Professional Associations a Crucial Strategy
Henderson immediately began investigating trade associations affiliated with her target industry. She researched the organizations, their publications, and chapters in the Greater Cincinnati area to find those that promised the greatest return on her investment of time, energy, and membership dues. She zeroed in on two associations whose membership of logistics and supply chain executives is an exact fit for her needs.
Here’s how she’s putting this strategy to work:
- Industry knowledge: Henderson reads the association newsletters and journals to stay abreast of what’s going on the industry as well as future trends.
- Contacts: She also culls key names from journal articles as potential sources for candidates, for search assignments, or simply as networking contacts. Her membership allows her access to local, national, and even international directories of members along with their job titles and company names.
- Local presence: Henderson attends local meetings monthly and regional meetings occasionally. Her aim at these events is to build visibility for herself and her firm. She “talks the talk” with industry professionals, establishes her credibility and expertise, and finds out what their hiring needs are. When appropriate, she follows up later to discuss a possible assignment or determine interest in making a career move.
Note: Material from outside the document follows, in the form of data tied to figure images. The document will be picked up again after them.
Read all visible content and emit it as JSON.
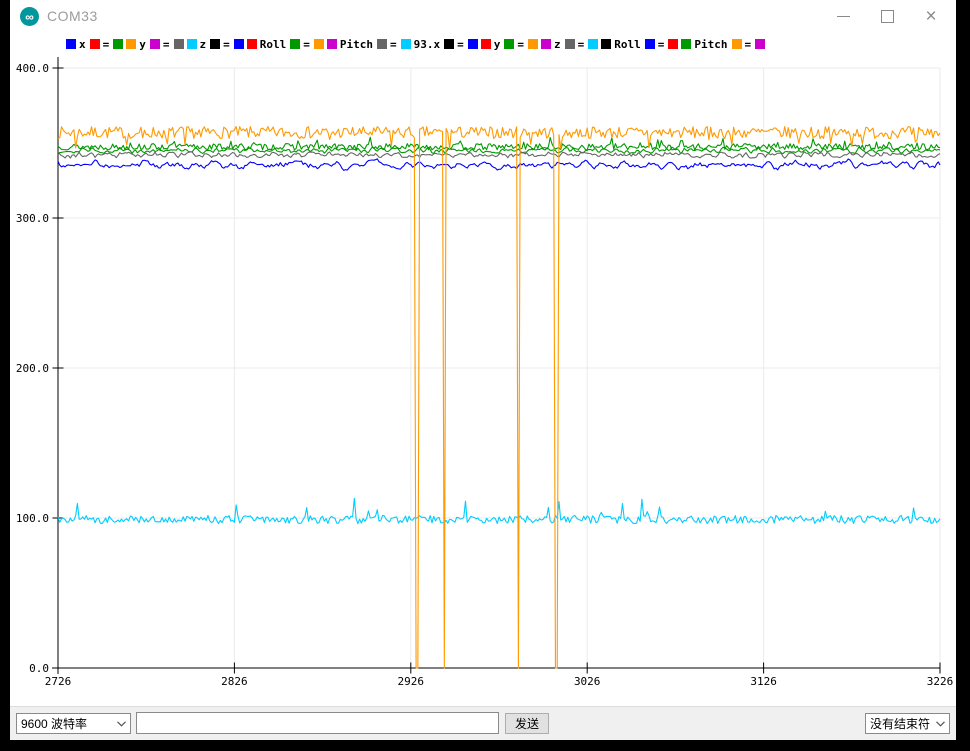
{
  "titlebar": {
    "title": "COM33",
    "app_icon": "arduino-logo-icon",
    "close_glyph": "×"
  },
  "legend": {
    "entries": [
      {
        "color": "#0000FF",
        "label": "x"
      },
      {
        "color": "#FF0000",
        "label": "="
      },
      {
        "color": "#009900",
        "label": ""
      },
      {
        "color": "#FF9900",
        "label": "y"
      },
      {
        "color": "#CC00CC",
        "label": "="
      },
      {
        "color": "#666666",
        "label": ""
      },
      {
        "color": "#00CCFF",
        "label": "z"
      },
      {
        "color": "#000000",
        "label": "="
      },
      {
        "color": "#0000FF",
        "label": ""
      },
      {
        "color": "#FF0000",
        "label": "Roll"
      },
      {
        "color": "#009900",
        "label": "="
      },
      {
        "color": "#FF9900",
        "label": ""
      },
      {
        "color": "#CC00CC",
        "label": "Pitch"
      },
      {
        "color": "#666666",
        "label": "="
      },
      {
        "color": "#00CCFF",
        "label": "93.x"
      },
      {
        "color": "#000000",
        "label": "="
      },
      {
        "color": "#0000FF",
        "label": ""
      },
      {
        "color": "#FF0000",
        "label": "y"
      },
      {
        "color": "#009900",
        "label": "="
      },
      {
        "color": "#FF9900",
        "label": ""
      },
      {
        "color": "#CC00CC",
        "label": "z"
      },
      {
        "color": "#666666",
        "label": "="
      },
      {
        "color": "#00CCFF",
        "label": ""
      },
      {
        "color": "#000000",
        "label": "Roll"
      },
      {
        "color": "#0000FF",
        "label": "="
      },
      {
        "color": "#FF0000",
        "label": ""
      },
      {
        "color": "#009900",
        "label": "Pitch"
      },
      {
        "color": "#FF9900",
        "label": "="
      },
      {
        "color": "#CC00CC",
        "label": ""
      }
    ]
  },
  "chart_data": {
    "type": "line",
    "title": "",
    "xlabel": "",
    "ylabel": "",
    "x_range": [
      2726,
      3226
    ],
    "y_range": [
      0,
      400
    ],
    "x_ticks": [
      "2726",
      "2826",
      "2926",
      "3026",
      "3126",
      "3226"
    ],
    "y_ticks": [
      "0.0",
      "100.0",
      "200.0",
      "300.0",
      "400.0"
    ],
    "grid": true,
    "grid_color": "#ebebeb",
    "samples": 500,
    "series": [
      {
        "name": "green-secondary-trace",
        "color": "#009900",
        "baseline": 345.0,
        "noise": 1.3,
        "smooth": 2,
        "seed": 29
      },
      {
        "name": "gray-trace",
        "color": "#666666",
        "baseline": 342.0,
        "noise": 1.3,
        "smooth": 2,
        "seed": 43
      },
      {
        "name": "green-trace",
        "color": "#009900",
        "baseline": 347.5,
        "noise": 1.7,
        "smooth": 1,
        "seed": 13,
        "spikes": {
          "prob": 0.06,
          "min": 2,
          "max": 5
        }
      },
      {
        "name": "blue-trace",
        "color": "#0000FF",
        "baseline": 335.5,
        "noise": 2.0,
        "smooth": 4,
        "seed": 57
      },
      {
        "name": "cyan-trace",
        "color": "#00CCFF",
        "baseline": 99.0,
        "noise": 2.2,
        "smooth": 1,
        "seed": 71,
        "spikes": {
          "prob": 0.04,
          "min": 3,
          "max": 12
        }
      },
      {
        "name": "orange-trace",
        "color": "#FF9900",
        "baseline": 357.0,
        "noise": 3.2,
        "smooth": 1,
        "seed": 7,
        "spikes": {
          "prob": 0.05,
          "min": -9,
          "max": -3
        },
        "dropouts": [
          [
            2929,
            2
          ],
          [
            2945,
            1
          ],
          [
            2987,
            1
          ],
          [
            3008,
            2
          ]
        ]
      }
    ]
  },
  "bottom_bar": {
    "baud_select_value": "9600 波特率",
    "message_input_value": "",
    "send_button_label": "发送",
    "line_ending_select_value": "没有结束符"
  }
}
The strategy paid off almost immediately for Henderson, who located a candidate for a current position through her outreach to the professional association. “The relationship was essential,” she said. “Because he was only passively looking and didn’t want to jeopardize his current position, he wouldn’t have opened up to me if he hadn’t known me through the association.”
Do’s and Don’ts
Before jumping on the association bandwagon, be sure you understand these critical elements that will spell the success or failure of your efforts:
- Be constant. You can’t just show up at one meeting and “poach” the talent you find. Instead, commit to a long-term relationship, participate often, and understand that you might or might not have immediate results.
- Focus on members’ needs. Just as in any networking interaction, the more you focus on your audience and investigate their needs, the more credible and valued you will be.
- Interact with as many people as you can. Every meeting is an opportunity to meet new members. Don’t waste the opportunity by latching onto the people you already know or those you perceive as having the highest potential. Instead, make the rounds, establish your presence, and soak up information rather than talking about yourself.
- Look for opportunities to build visibility. You have knowledge about employment issues, hiring trends, employer needs, and more that is valuable to members. Volunteer to give an educational presentation once or twice a year. Members will come to recognize you as “the” recruiter for their industry.
Professional associations can be a doorway into the specific professions you most need to recruit. Study your talent needs, then identify the associations that offer the most potential. With the right approach and a commitment to a long-term relationship, this strategy offers high potential for building a talent pipeline for the challenging future.